Следующий шаг в идеалистическом описании видообразования по Годунову-Чердынцеву – обоснование аналогии между «природой» и разумом как основополагающей. В этом он следует С. Кольриджу и Р. Эмерсону, а также Гёте и немецким романтикам[84].
Рис. 4. Поэтическая схема, показывающая узоры, образуемые пропусками ударений в стихах Е. А. Баратынского. (Источник: Архив английской и американской литературы Г. В. и А. А. Бергов, Нью-Йоркская публичная библиотека: фонды Астор, Ленокс и Тилден.)
Рис. 5. Схема пятен на крыльях, демонстрирующая последовательное расположение пятен на пространстве крыльев двух смежных родов голубянок, Lycaena and Polyommatus. (Источник: Архив английской и американской литературы Г. В. и А. А. Бергов, Нью-Йоркская публичная библиотека: фонды Астор, Ленокс и Тилден.)
Природой, в его словоупотреблении, называется то, что являет собой высшую таинственную сущность, подспудный источник реальности, какой мы ее знаем, даже если «под “природой” или “духом природы” мы подразумеваем неизвестно что» [ВДД]. Ясно, что это определение не чуждо метафизике. Федор подытоживает:
Черпая опять из корзины общедоступных примеров, напомним аналогию, замечаемую между развитием особи и развитием вида. Весьма плодотворно в этом смысле рассмотрение мозга человека. <…> В течение жизни мы научаемся, между прочим, и понятию «вида», понятию, которое предкам нашей культуры было неведомо. Однако не только история человечества пародируется историей развития пишущего эти и другие строки, но развитие человеческого мышления, индивидуально и исторически, находится в удивительной связи с природой, с духом природы, рассматриваемой в совокупности всех ее явлений и всех временем обусловленных изменений их. И действительно, как допустить, что среди великой мешанины, содержащей в себе зачатки <нрзб.> органов? прекрасный хаос природы никогда не вмещал в себе мысль? [ВДД].

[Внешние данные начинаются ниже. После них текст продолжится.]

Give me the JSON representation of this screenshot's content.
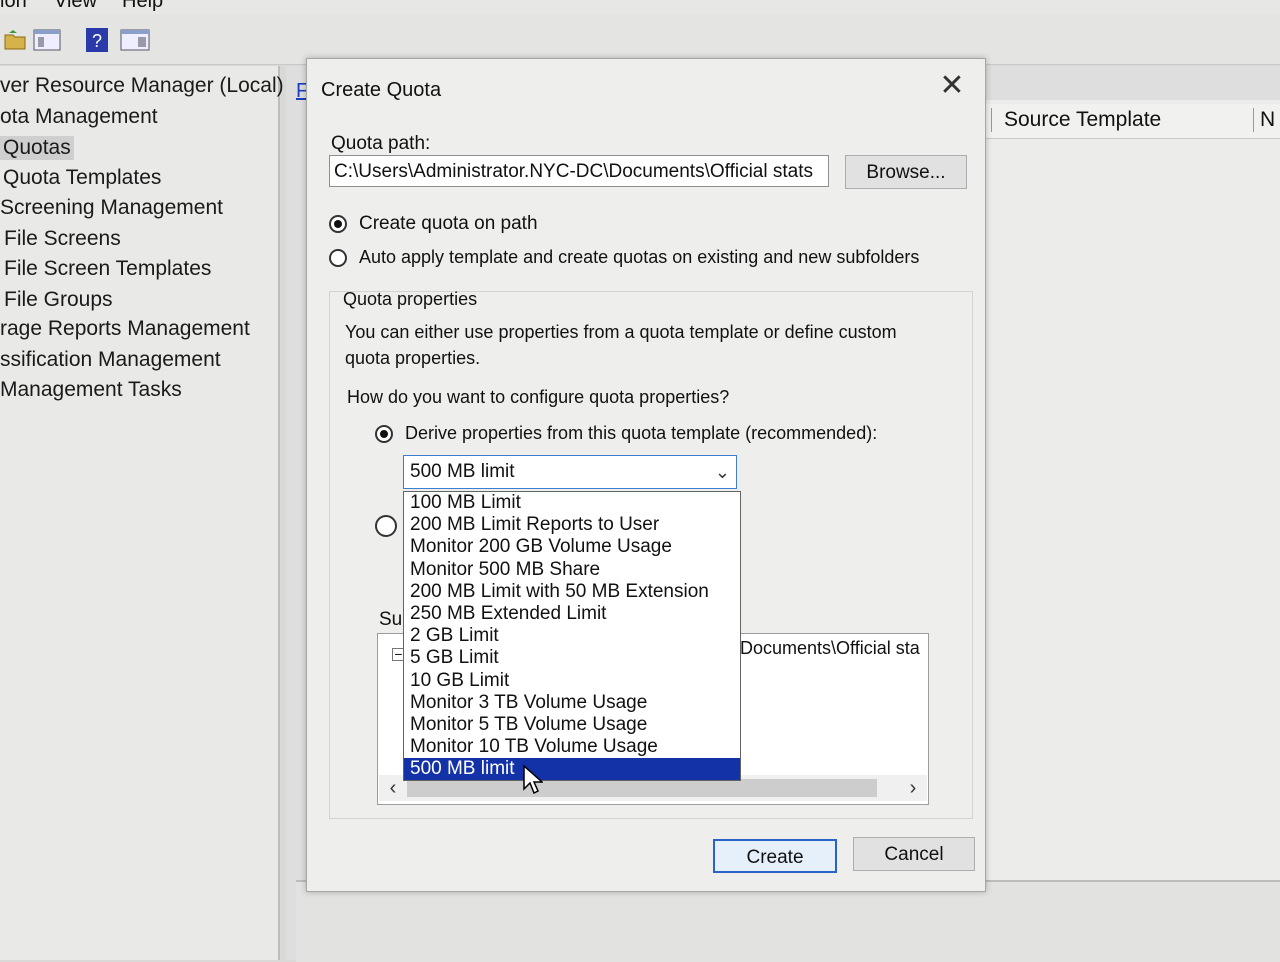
{
  "menu": {
    "items": [
      "ion",
      "View",
      "Help"
    ]
  },
  "tree": {
    "items": [
      {
        "label": "ver Resource Manager (Local)",
        "selected": false
      },
      {
        "label": "ota Management",
        "selected": false
      },
      {
        "label": "Quotas",
        "selected": true
      },
      {
        "label": "Quota Templates",
        "selected": false
      },
      {
        "label": "Screening Management",
        "selected": false
      },
      {
        "label": "File Screens",
        "selected": false
      },
      {
        "label": "File Screen Templates",
        "selected": false
      },
      {
        "label": "File Groups",
        "selected": false
      },
      {
        "label": "rage Reports Management",
        "selected": false
      },
      {
        "label": "ssification Management",
        "selected": false
      },
      {
        "label": "Management Tasks",
        "selected": false
      }
    ]
  },
  "background": {
    "column_header": "Source Template",
    "link_char": "F"
  },
  "dialog": {
    "title": "Create Quota",
    "quota_path_label": "Quota path:",
    "quota_path_value": "C:\\Users\\Administrator.NYC-DC\\Documents\\Official stats",
    "browse_label": "Browse...",
    "radio_create": "Create quota on path",
    "radio_auto": "Auto apply template and create quotas on existing and new subfolders",
    "group_label": "Quota properties",
    "description": "You can either use properties from a quota template or define custom quota properties.",
    "question": "How do you want to configure quota properties?",
    "radio_derive": "Derive properties from this quota template (recommended):",
    "combo_value": "500 MB limit",
    "summary_label": "Sur",
    "summary_text": "Documents\\Official sta",
    "create_label": "Create",
    "cancel_label": "Cancel"
  },
  "dropdown": {
    "options": [
      "100 MB Limit",
      "200 MB Limit Reports to User",
      "Monitor 200 GB Volume Usage",
      "Monitor 500 MB Share",
      "200 MB Limit with 50 MB Extension",
      "250 MB Extended Limit",
      "2 GB Limit",
      "5 GB Limit",
      "10 GB Limit",
      "Monitor 3 TB Volume Usage",
      "Monitor 5 TB Volume Usage",
      "Monitor 10 TB Volume Usage",
      "500 MB limit"
    ],
    "selected_index": 12
  },
  "colors": {
    "selection": "#1432a8",
    "focus_border": "#2a63c8"
  }
}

Именно здесь Годунов-Чердынцев и предлагает свой аргумент в пользу мимикрии, согласно которому тщательность маскировки намного превосходит остроту восприятия хищника. Теперь, учитывая то, что мимикрия, как выяснилось, защищает организмы от очень зорких и чутких хищников и, следовательно, наделена по меньшей мере одной задачей, помимо того, чтобы доставлять удовольствие, его (и набоковская) теория может показаться ниспровергнутой. Однако на самом деле ниспровергнута лишь старомодная, телеологическая сторона аргумента: представление, будто все в природе существует исключительно на благо или на радость человеку. Но верным остается другое: распознавать мимическую маскировку и даже видеть в ней чудо и юмор – это способность, доступная лишь на определенном уровне развития сознания, и пока что она наблюдается только у людей. Ключевая идея Годунова-Чердынцева не в том, что достижения мимикрии кажутся бесцельными (хотя он утверждает и это), но, скорее, в другом: сознание как плод природы различает в природе признаки своих собственных созидательных принципов, а следовательно, знаки того, что и сама природа наделена потаенным сознанием. Подобный аргумент – разумеется, идеалистический – можно выдвинуть и не опираясь на беспричинную мимикрию, хотя такая опора облегчила бы доказательство в рамках эмпирического дискурса[85]. Однако даже там она, строго говоря, не слишком обязательна, так как имеется возможность отыскать случаи неутилитарных мутаций или говорить скорее о порождающей, чем о регулирующей стороне эволюции (кроме того, в рамках кантианского эмпирического дискурса такие метафизические призывы, как у Годунова-Чердынцева, запрещены в научной дискуссии, в то же время будучи важной частью человеческого сознания). То, что природа эволюционирует и постоянно порождает более сложные и разнообразные формы, – глубокая загадка (по крайней мере, так считал Дарвин); то, что люди, будучи порождением природы, отчасти видят и понимают ее динамику – еще более загадочно.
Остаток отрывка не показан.